Sur les conclusions indemnitaires :

En ce qui concerne la responsabilité du centre hospitalier de Gimont :


S’agissant de la légalité des décisions des 20 octobre 2017 prononçant la suspension de l’intéressée à titre conservatoire :


Aux termes de l’article 30 de la loi du 13 juillet 1983 portant droits et obligations des fonctionnaires : « En cas de faute grave commise par un fonctionnaire, qu'il s'agisse d'un manquement à ses obligations professionnelles ou d'une infraction de droit commun, l'auteur de cette faute peut être suspendu par l'autorité ayant pouvoir disciplinaire qui saisit, sans délai, le conseil de discipline. / Le fonctionnaire suspendu conserve son traitement, l'indemnité de résidence, le supplément familial de traitement et les prestations familiales obligatoires.
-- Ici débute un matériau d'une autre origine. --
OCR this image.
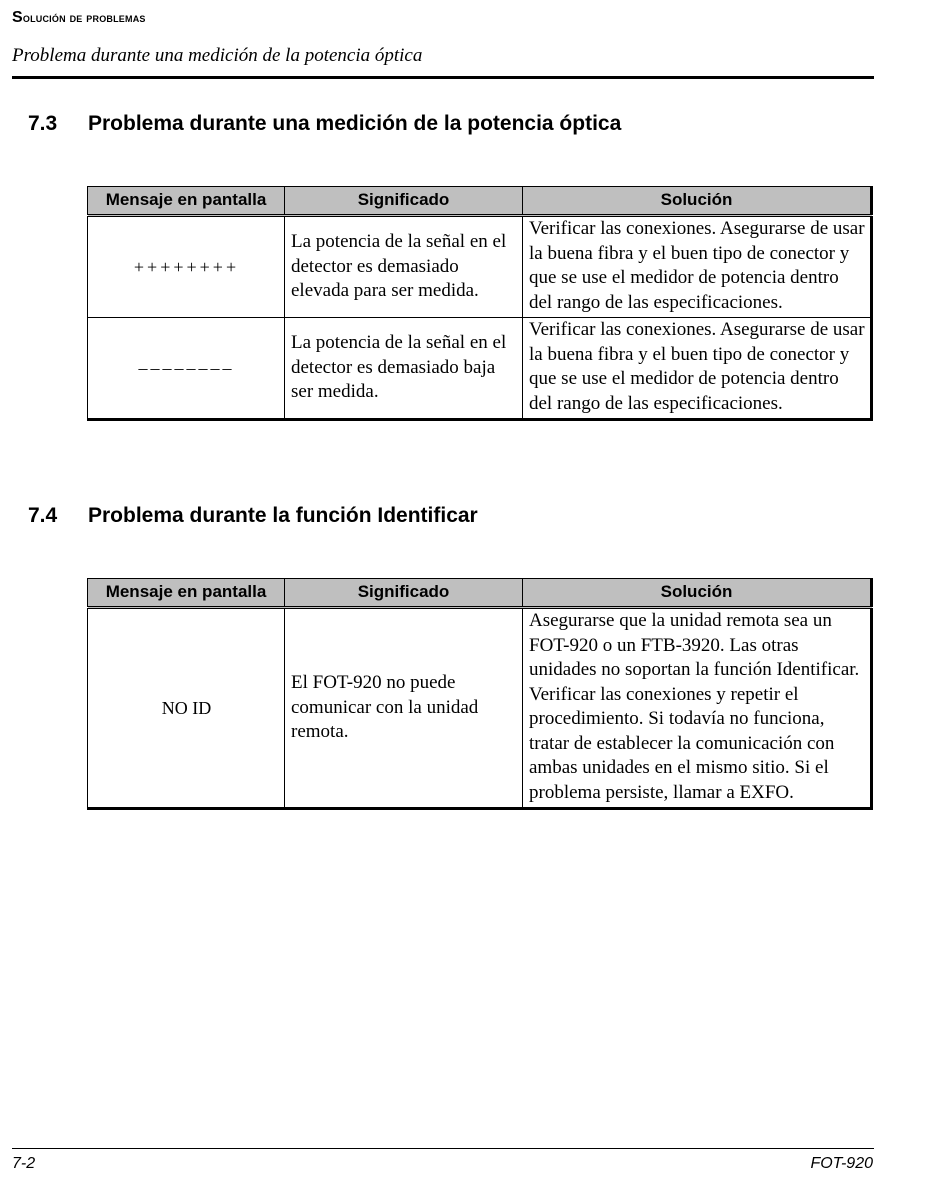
Solución de problemas
Problema durante una medición de la potencia óptica
7.3 Problema durante una medición de la potencia óptica
Mensaje en pantalla	Significado	Solución
++++++++	La potencia de la señal en el detector es demasiado elevada para ser medida.	Verificar las conexiones. Asegurarse de usar la buena fibra y el buen tipo de conector y que se use el medidor de potencia dentro del rango de las especificaciones.
––––––––	La potencia de la señal en el detector es demasiado baja ser medida.	Verificar las conexiones. Asegurarse de usar la buena fibra y el buen tipo de conector y que se use el medidor de potencia dentro del rango de las especificaciones.
7.4 Problema durante la función Identificar
Mensaje en pantalla	Significado	Solución
NO ID	El FOT-920 no puede comunicar con la unidad remota.	Asegurarse que la unidad remota sea un FOT-920 o un FTB-3920. Las otras unidades no soportan la función Identificar. Verificar las conexiones y repetir el procedimiento. Si todavía no funciona, tratar de establecer la comunicación con ambas unidades en el mismo sitio. Si el problema persiste, llamar a EXFO.
7-2	FOT-920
Sa situation doit être définitivement réglée dans le délai de quatre mois. / Si, à l'expiration d'un délai de quatre mois, aucune décision n'a été prise par l'autorité ayant le pouvoir disciplinaire, le fonctionnaire qui ne fait pas l'objet de poursuites pénales est rétabli dans ses fonctions. S'il fait l'objet de poursuites pénales et que les mesures décidées par l'autorité judicaire ou l'intérêt du service n'y font pas obstacle, il est également rétabli dans ses fonctions à l'expiration du même délai. Lorsque, sur décision motivée, il n'est pas rétabli dans ses fonctions, il peut être affecté provisoirement par l'autorité investie du pouvoir de nomination, sous réserve de l'intérêt du service, dans un emploi compatible avec les obligations du contrôle judiciaire auquel il est, le cas échéant, soumis (…) ». La mesure provisoire de suspension ne présente pas par elle-même un caractère disciplinaire. Elle est uniquement destinée à écarter temporairement un agent du service, en attendant qu’il soit statué disciplinairement ou pénalement sur sa situation. Elle peut être légalement prise dès lors que l’administration est en mesure d’articuler à l’encontre de l’intéressé des griefs qui ont un caractère de vraisemblance suffisant et qui permettent de présumer que celui-ci a commis une faute grave.

En premier lieu, la mesure de suspension est une mesure conservatoire prise dans l’intérêt du service et ne constitue pas une sanction disciplinaire. Par suite, elle n’est pas au nombre des décisions devant être motivées.

En deuxième lieu, les dispositions citées au point 7, qui impartissent à l’administration un délai de quatre mois pour statuer sur le cas d’un fonctionnaire qui a fait l’objet d’une mesure de suspension, ont pour objet de limiter les conséquences de la suspension et non d’enfermer dans un délai déterminé l’exercice de l’action disciplinaire, dans la limite toutefois du délai de prescription de trois ans prévu par l’article 19 de loi du 13 juillet 1983 portant droits et obligations des fonctionnaires, devenu l’article L. 532-2 du code général de la fonction publique, qui précise qu’ « aucune procédure disciplinaire ne peut être engagée au-delà d’un délai de trois ans à compter du jour où l’administration a eu une connaissance effective de la réalité, de la nature et de l’ampleur des faits passibles de sanction (…) ». Dès lors, Mme A... ne peut utilement soutenir la décision en litige auraient étaient prises à l’issue d’une procédure disciplinaire irrégulière au regard de l’article 30 de la loi du 13 juillet 1983 précité, à défaut d’avoir été engagée dans le délai de quatre mois suivant la décision de suspension à titre conservatoire du 20 octobre 2017.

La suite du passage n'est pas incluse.